AWS EC2 instances can now be recovered from certain failure conditions through CloudWatch, but it's not meant to...
be a full substitute for resilient application architectures in the cloud.
Auto Recovery allows users to set thresholds within Amazon Web Services' (AWS) CloudWatch monitoring service. If a problem occurs on Amazon's side of the operating system, such as an underlying hardware failure, a loss of system power, loss of network connectivity or software issues on the physical host, the instance will be automatically recovered with its instance ID, IP address, Elastic Block Store (EBS) attachments and other configuration details intact.
Auto Recovery is available for the C3, C4, M3, R3, and T2 lines of instances in the US-East (Virginia) region only, though a post on the AWS official blog indicated it will be offered in more regions soon. Instances must be running in a Virtual Private Cloud (VPC) and be attached to an EBS volume for Auto Recovery to work. Users of Auto Recovery are charged according to CloudWatch pricing, but there is no charge for the EC2 or EBS resources used in the recovery process.
It's a concept that runs somewhat counter to AWS's mantras about building cloud resiliency into the application, rather than at the infrastructure level, but it won't be a shortcut that takes application resiliency out of the picture, according to Glenn Grant, CEO for G2 Technology Group Inc., a cloud consultancy and managed services provider in Boston.
G2 Technology Group offers similar capabilities through its managed services for AWS, which includes monitoring software that checks the health of the AWS cloud and reboots instances if necessary.
"I could see this feature being useful to automate that process," he said. "However, we'd need to evaluate it to fully understand the checks and thresholds, so as to not reboot instances unnecessarily."
For instance, Grant wondered if high network traffic could be mistaken for total loss of connectivity, or if a DoS attack scenario could cause an instance to continually reboot.
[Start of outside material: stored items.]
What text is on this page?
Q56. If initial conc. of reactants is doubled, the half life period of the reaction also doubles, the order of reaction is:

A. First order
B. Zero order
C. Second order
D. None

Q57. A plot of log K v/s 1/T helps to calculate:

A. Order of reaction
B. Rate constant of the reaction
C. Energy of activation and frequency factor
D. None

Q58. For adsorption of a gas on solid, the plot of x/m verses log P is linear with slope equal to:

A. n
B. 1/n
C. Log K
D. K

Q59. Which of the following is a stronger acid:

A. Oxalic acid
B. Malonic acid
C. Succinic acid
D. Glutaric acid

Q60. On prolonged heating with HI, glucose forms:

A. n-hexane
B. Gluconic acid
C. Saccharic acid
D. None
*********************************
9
But Auto Recovery has adaptive throttles in place to ensure that the same instance is not continually recovered.
James Statenanalyst, Forrester Research
Some industry observers had just one question: why didn't Amazon do this sooner? "I've wondered why they hadn't done this years back," said Carl Brooks, analyst with the 451 Group based in Boston. "I suppose it's because they made such a point of telling users they were on their own."
There's always a risk of users defaulting to this as a "quick and dirty way" around properly resilient application architecture, but those issues and practices are very well understood, Brooks said.
Others questioned the requirement to use EBS with Auto-Recovery.
"What happens if an EBS volume dies during the recovery?" said James Staten, analyst with Forrester Research, based in Cambridge, Mass. AWS declined to comment on record in answer to this question.
Still, this kind of feature will be necessary as a new, less highly technical customer base adopts cloud computing, according to Staten. The first wave of cloud adoption was made up of DevOps types who were happy to script automated infrastructure recovery features or fold them into applications, but the newest generation may not have that kind of expertise or operational experience with cloud computing, he said.
Several of AWS's competitors already offer similar recovery features. Google manages the availability of Google Compute Engine virtual machines that underpin its Application Engine platform as a service through its Managed VMs service; Rackspace's Cloud Servers are monitored by support staff which ensures their availability. VMware's vCloud Air service also offers VMware's Live Migration in the event of host failure. Microsoft Azure has service healing, which automatically detects problematic nodes and moves virtual machines to new hosts.